I got a NcStar light and it was 23.00 from Amazon. It’s a single cell light and does a good job of laminating. There are 2 cell light for a little more but all are going to stick out over the barrel. They are designed to do that; it’s why the front of the lights is scalloped. They call it tactical but it so you can gouge someone if need be. 

It serves a second purpose; when the light sticks out over the barrel it you can’t knock the slide out of battery pressing up against something or someone


----------



## chessail77 (Mar 15, 2011)

+1 on the TLR-1 ...have one on my Sig and love it .....they are solid and dependable....Optics Planet had them for right at 100. and free shipping...if you check they also might have a discount code available on line to bring it below your budget....JJ


----------



## Brevard13 (Nov 28, 2010)

I have a tlr-3 on my m&p .40c.

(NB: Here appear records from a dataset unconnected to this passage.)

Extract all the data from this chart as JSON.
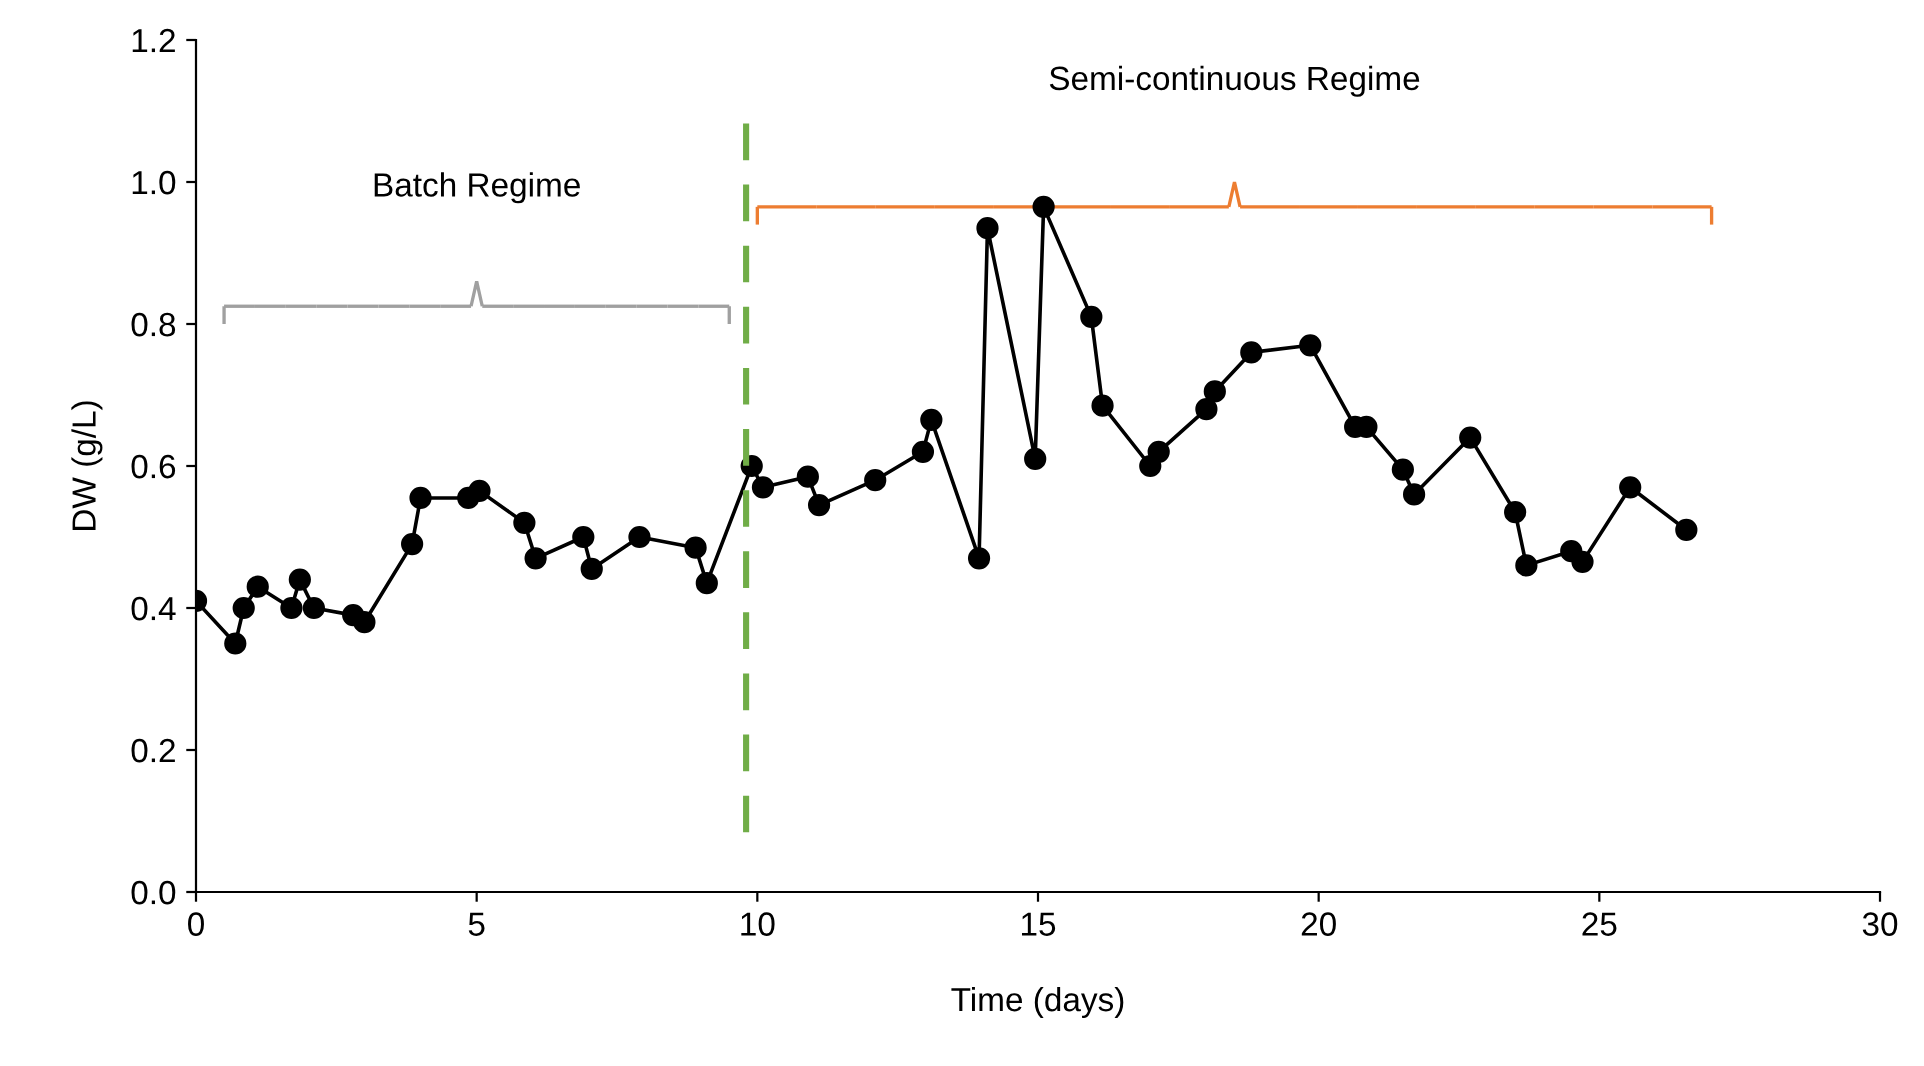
{
  "chart_data": {
    "type": "line",
    "xlabel": "Time (days)",
    "ylabel": "DW (g/L)",
    "xlim": [
      0,
      30
    ],
    "xticks": [
      0,
      5,
      10,
      15,
      20,
      25,
      30
    ],
    "ylim": [
      0,
      1.2
    ],
    "yticks": [
      {
        "value": 0,
        "label": "0.0"
      },
      {
        "value": 0.2,
        "label": "0.2"
      },
      {
        "value": 0.4,
        "label": "0.4"
      },
      {
        "value": 0.6,
        "label": "0.6"
      },
      {
        "value": 0.8,
        "label": "0.8"
      },
      {
        "value": 1.0,
        "label": "1.0"
      },
      {
        "value": 1.2,
        "label": "1.2"
      }
    ],
    "grid": false,
    "marker": "circle",
    "line_style": "solid",
    "series": [
      {
        "color": "#000000",
        "x": [
          0.0,
          0.7,
          0.85,
          1.1,
          1.7,
          1.85,
          2.1,
          2.8,
          3.0,
          3.85,
          4.0,
          4.85,
          5.05,
          5.85,
          6.05,
          6.9,
          7.05,
          7.9,
          8.9,
          9.1,
          9.9,
          10.1,
          10.9,
          11.1,
          12.1,
          12.95,
          13.1,
          13.95,
          14.1,
          14.95,
          15.1,
          15.95,
          16.15,
          17.0,
          17.15,
          18.0,
          18.15,
          18.8,
          19.85,
          20.65,
          20.85,
          21.5,
          21.7,
          22.7,
          23.5,
          23.7,
          24.5,
          24.7,
          25.55,
          26.55
        ],
        "values": [
          0.41,
          0.35,
          0.4,
          0.43,
          0.4,
          0.44,
          0.4,
          0.39,
          0.38,
          0.49,
          0.555,
          0.555,
          0.565,
          0.52,
          0.47,
          0.5,
          0.455,
          0.5,
          0.485,
          0.435,
          0.6,
          0.57,
          0.585,
          0.545,
          0.58,
          0.62,
          0.665,
          0.47,
          0.935,
          0.61,
          0.965,
          0.81,
          0.685,
          0.6,
          0.62,
          0.68,
          0.705,
          0.76,
          0.77,
          0.655,
          0.655,
          0.595,
          0.56,
          0.64,
          0.535,
          0.46,
          0.48,
          0.465,
          0.57,
          0.51
        ]
      }
    ],
    "ref_lines": [
      {
        "axis": "x",
        "value": 9.8,
        "color": "#70ad47",
        "line_style": "dashed"
      }
    ],
    "annotations": [
      "Batch Regime",
      "Semi-continuous Regime"
    ]
  }
}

Not a bad light at all. For a glock I would recommend the glock light without the laser which is what I had on my 30sf. I actually liked it better than the tlr-3. It was so much easier to slide on and off. Brightness is alittle better with the streamlight but not by much. IMO the glock light just looked better, and with the ability to just pull down the levers and slide it off it was much better than using a tool to help lock in place like with the streamlight. Plus it was a lot cheaper for the glock light


----------



## pexcomike (Apr 4, 2013)

Returning my Streamlight TLR 1 ...will NOT fit my Beretta PX4 Storm in COMPACT...will fit the full size..opted for the TlR-3..weighs less due to the polymer body andwill fit my compact...just FYI


----------